Probing carrier dynamics in photo-excited graphene with time-resolved ARPES

TL;DR

This study uses time-resolved ARPES to investigate the ultrafast carrier dynamics in photo-excited graphene, revealing impact ionization as the dominant early scattering process and Auger recombination at later stages, informing optoelectronic applications.

Contribution

It provides the first direct measurement of impact ionization and Auger recombination timescales in monolayer graphene using ultrafast spectroscopy.

Findings

Impact ionization dominates the first 25 fs after excitation.

Auger recombination occurs between 100 and 250 fs.

Carrier dynamics depend on the number of non-thermal carriers.

Abstract

The dynamics of photo-generated electron-hole pairs in solids are dictated by many-body interactions such as electron-electron and electron-phonon scattering.
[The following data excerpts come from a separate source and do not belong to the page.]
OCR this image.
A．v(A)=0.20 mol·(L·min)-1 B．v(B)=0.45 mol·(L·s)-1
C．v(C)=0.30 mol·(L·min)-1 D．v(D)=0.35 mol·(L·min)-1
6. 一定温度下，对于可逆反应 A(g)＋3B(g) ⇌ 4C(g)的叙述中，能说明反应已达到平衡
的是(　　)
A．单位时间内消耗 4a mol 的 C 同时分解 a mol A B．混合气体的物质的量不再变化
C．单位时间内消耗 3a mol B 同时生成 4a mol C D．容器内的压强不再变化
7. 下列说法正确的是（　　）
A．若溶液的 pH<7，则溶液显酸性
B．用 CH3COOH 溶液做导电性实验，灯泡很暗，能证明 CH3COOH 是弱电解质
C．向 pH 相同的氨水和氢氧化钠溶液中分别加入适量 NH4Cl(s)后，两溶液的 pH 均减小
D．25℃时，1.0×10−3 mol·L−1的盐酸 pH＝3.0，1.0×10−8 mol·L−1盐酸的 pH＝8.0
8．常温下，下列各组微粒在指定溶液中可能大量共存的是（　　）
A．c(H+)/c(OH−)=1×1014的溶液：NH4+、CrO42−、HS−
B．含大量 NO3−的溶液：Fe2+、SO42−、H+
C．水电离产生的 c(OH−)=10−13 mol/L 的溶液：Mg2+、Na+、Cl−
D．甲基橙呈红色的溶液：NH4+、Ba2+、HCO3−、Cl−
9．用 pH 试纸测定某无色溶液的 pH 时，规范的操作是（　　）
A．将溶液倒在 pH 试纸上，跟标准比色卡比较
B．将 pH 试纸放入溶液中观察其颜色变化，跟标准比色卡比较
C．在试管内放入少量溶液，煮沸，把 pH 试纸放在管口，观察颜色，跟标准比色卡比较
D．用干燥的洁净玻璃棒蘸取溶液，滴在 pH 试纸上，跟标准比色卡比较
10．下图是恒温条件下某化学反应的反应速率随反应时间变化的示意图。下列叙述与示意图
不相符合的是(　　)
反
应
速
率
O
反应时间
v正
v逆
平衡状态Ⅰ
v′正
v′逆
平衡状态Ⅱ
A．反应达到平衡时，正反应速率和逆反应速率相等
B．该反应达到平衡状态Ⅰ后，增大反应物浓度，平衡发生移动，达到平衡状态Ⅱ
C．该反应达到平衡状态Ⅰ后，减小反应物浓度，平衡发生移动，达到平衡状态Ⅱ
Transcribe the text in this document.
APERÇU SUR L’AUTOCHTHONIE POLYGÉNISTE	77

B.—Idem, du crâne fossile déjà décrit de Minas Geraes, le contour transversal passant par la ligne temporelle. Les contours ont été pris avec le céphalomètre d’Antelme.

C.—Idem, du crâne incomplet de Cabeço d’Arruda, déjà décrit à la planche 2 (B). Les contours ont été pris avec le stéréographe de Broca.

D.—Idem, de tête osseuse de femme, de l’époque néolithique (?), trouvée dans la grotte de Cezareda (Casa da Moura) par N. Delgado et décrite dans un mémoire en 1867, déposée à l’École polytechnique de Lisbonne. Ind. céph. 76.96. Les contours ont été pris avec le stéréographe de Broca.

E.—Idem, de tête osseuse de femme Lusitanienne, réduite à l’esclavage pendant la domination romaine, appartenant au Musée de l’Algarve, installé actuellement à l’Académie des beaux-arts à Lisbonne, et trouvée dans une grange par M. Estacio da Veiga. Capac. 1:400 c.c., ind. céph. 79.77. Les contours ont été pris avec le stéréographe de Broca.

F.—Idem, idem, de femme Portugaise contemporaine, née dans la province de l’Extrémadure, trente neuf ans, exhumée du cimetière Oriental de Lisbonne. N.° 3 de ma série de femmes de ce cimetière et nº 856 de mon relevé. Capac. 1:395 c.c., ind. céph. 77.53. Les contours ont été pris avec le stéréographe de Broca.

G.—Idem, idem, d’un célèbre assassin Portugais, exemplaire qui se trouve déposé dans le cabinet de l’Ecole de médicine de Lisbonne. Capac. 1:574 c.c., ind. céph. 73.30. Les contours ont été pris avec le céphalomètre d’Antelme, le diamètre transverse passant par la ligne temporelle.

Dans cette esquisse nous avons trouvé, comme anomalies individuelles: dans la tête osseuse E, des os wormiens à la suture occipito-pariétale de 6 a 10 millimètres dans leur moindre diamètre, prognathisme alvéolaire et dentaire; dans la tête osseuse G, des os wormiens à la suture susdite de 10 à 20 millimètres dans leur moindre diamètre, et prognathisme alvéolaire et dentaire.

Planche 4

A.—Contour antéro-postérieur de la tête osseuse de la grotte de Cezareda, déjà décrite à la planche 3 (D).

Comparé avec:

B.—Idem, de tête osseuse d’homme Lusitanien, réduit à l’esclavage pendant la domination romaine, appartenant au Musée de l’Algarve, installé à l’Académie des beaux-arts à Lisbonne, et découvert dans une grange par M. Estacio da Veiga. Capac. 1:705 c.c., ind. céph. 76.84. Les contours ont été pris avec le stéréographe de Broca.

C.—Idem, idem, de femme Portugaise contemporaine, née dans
Hence, understanding and controlling these scattering channels is crucial for many optoelectronic applications, ranging from light harvesting to optical amplification. Here we measure the formation and relaxation of the photo-generated non-thermal carrier distribution in monolayer graphene with time- and angle-resolved photoemission spectroscopy. Using sub 10fs pulses we identify impact ionization as the primary scattering channel, which dominates the dynamics for the first 25fs after photo-excitation. Auger recombination is found to set in once the carriers have accumulated at the Dirac point with time scales between 100 and 250fs, depending on the number of non-thermal carriers. Our observations help in gauging graphene's potential as a solar cell and TeraHertz lasing material.